Deep vein thrombosis and pulmonary embolus:
Deep vein thrombosis (DVT) is a relatively common complication after major lower limb surgery, particularly total knee replacement. It is caused by the blood clotting in the veins of the leg in the deep muscles and leads to pain and swelling of the leg, normally between ten days and six weeks after surgery but occasionally occurring sooner.
Post-operative calf pain, tenderness and swelling are regarded as a serious risk and it requires immediate investigation and treatment. Normally, this can be done with simple ultrasound scanning and medication. If it occurs at home postoperatively, it needs emergency hospital treatment.

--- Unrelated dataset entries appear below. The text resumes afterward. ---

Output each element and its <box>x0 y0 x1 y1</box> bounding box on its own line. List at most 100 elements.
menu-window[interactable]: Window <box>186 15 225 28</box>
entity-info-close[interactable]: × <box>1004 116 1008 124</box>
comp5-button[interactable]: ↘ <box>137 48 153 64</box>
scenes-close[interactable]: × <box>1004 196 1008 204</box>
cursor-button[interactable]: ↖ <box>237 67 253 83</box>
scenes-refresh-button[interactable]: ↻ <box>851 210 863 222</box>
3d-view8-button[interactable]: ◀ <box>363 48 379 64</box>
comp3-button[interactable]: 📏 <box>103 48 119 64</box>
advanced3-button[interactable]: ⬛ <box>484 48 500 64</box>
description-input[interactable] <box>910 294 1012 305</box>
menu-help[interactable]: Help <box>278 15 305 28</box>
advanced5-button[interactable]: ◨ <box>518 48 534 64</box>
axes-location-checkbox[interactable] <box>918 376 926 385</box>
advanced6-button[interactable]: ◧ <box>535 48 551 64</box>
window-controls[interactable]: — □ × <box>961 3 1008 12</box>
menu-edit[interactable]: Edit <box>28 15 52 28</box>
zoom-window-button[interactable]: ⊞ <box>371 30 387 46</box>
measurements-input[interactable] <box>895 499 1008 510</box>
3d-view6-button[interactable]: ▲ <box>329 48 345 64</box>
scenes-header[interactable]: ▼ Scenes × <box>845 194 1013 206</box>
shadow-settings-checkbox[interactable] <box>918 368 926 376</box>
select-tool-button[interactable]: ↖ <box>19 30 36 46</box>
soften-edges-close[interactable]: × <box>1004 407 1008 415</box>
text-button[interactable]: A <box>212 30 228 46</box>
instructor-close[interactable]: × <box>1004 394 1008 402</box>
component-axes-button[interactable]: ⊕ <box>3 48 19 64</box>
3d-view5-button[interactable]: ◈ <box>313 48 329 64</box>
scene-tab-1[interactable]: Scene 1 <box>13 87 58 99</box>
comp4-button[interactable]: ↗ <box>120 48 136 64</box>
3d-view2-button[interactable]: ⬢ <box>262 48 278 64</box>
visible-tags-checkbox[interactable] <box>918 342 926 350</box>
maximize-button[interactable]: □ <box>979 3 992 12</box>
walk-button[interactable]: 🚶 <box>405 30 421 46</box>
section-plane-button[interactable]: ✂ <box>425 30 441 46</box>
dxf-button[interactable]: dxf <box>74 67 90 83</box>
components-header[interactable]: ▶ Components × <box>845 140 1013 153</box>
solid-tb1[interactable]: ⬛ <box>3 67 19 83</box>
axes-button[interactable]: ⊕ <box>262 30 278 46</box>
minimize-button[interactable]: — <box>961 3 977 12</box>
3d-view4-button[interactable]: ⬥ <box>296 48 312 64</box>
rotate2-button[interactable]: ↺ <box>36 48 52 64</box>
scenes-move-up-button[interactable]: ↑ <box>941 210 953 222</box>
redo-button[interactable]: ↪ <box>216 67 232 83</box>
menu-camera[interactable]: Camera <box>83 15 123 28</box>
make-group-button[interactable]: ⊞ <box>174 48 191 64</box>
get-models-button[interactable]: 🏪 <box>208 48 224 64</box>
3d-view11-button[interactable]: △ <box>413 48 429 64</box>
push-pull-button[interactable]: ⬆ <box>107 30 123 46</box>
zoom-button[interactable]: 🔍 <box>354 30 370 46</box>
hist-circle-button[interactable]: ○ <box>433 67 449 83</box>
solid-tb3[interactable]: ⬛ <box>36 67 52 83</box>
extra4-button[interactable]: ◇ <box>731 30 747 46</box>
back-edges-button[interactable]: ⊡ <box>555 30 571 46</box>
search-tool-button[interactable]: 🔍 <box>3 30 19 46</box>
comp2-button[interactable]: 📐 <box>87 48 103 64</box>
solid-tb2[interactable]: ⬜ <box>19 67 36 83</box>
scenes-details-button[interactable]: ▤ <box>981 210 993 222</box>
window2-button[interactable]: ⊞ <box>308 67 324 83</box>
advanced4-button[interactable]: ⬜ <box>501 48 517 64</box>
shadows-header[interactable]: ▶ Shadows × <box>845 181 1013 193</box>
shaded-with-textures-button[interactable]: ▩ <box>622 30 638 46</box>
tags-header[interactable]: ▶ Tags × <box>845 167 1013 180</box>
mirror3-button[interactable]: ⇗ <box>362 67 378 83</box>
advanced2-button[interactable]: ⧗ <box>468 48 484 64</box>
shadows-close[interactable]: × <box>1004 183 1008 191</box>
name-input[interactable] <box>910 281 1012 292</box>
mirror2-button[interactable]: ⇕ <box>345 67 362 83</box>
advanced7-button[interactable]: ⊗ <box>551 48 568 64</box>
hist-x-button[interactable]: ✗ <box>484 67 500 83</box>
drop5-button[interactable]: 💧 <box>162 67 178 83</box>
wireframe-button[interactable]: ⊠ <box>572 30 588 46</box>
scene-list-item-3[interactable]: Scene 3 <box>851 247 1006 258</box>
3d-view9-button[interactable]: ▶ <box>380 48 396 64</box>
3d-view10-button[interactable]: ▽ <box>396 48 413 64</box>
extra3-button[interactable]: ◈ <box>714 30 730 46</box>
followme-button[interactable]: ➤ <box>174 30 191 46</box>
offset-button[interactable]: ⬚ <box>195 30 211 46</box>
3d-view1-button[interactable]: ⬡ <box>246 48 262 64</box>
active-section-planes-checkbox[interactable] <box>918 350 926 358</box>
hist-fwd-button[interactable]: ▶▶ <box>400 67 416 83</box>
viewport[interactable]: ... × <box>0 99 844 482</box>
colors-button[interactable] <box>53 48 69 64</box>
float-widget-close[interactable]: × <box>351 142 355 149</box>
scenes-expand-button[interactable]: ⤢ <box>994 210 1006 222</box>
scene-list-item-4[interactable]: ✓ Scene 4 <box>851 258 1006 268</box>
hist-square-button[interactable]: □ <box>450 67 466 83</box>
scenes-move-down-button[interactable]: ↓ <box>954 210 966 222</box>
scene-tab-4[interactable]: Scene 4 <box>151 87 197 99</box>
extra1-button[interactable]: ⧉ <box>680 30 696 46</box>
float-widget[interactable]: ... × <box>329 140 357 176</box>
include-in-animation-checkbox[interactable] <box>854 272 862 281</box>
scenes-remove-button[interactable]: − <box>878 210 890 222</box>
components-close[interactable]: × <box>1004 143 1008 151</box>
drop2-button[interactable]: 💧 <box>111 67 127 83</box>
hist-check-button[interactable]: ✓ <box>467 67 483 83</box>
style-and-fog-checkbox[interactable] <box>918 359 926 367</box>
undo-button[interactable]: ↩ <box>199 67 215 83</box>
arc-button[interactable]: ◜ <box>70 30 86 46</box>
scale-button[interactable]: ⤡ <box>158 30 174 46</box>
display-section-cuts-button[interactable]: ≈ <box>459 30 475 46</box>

It is not a situation to leave to the next clinic appointment.
The risks of deep vein thrombosis are:
- Long term pain and swelling in the leg (the post-phlebitic syndrome) which may last indefinitely or 2. The clot can move from the leg into the lung, leading to pulmonary embolus. In extreme cases this can be a cause of sudden death, but more often gives rise to chest pain and shortness of breath. Patients who develop a pulmonary embolus don’t always get the typical symptoms of calf swelling first (a silent DVT). Because of the severe nature of deep vein thrombosis, we go to significant lengths to reduce its incidence by chemical means with drugs, and with pneumatic calf pumps which are used in the pre and post-operative period. We also aim to get patients mobile as quickly as possible after the operation.
Patients already on blood thinning medication, such as Warfarin, should temporarily stop taking this so that a more reversible form of treatment can be used during surgery. The Warfarin can be restarted a few days after the operation. Unfortunately, despite all precautions, it is not always possible to prevent every clot or pulmonary embolus.
Stiffness is a well-recognised complication of surgery. Our goal is to achieve at least 0 to 100° of flexion (action of bending), which is well over a right-angle bend and permits most normal activities. Sometimes we fail to achieve this range of movement despite appropriate surgery and physiotherapy.
There are a number of causes for stiffness, the most common of which is that the joint was particularly stiff before surgery which means that movement is more likely to be restricted indefinitely. We hope to achieve 70° to 80° of movement in the first few days after surgery and about 90° by six weeks and if these milestones are not met we would recommend a manipulation under anaesthetic (MUA). This requires a general or spinal anaesthetic; it is not usually particularly painful and can often achieve the desired range of movement in the majority of cases. However, permanent stiffness is a recognised complication and can be the cause of an unsatisfactory result.
Persistent pain is a recognised complication occurring in about 5% of patients and in a few cases leads to a disappointing result in the long term. There are many causes of this and, as knee replacement is done for pain relief, it is a complication that we take seriously. If the kneecap was not replaced this may be necessary as a later operation.
We investigate persistent pain with X-rays, scans and blood tests. Normally we would initially check for infection and then consider loosening the prosthesis on the bone ends. However, in a few individuals, after an apparently successful knee replacement (from a technical point of view), the knee continues to be painful and gives a disappointing result without any easy solution.
Rare and extreme risks
Other rarer complications include fracture at the time of surgery, circulation and/or nerve damage to the foot and lower leg, persistent swelling, instability of the knee and dislocation of the joint replacement.
The overall mortality (risk of dying) is 1 in 300 and is usually caused by a pulmonary embolus or heart attack soon after the operation. The risk of complications leading to amputation of the leg is 1 in 1000.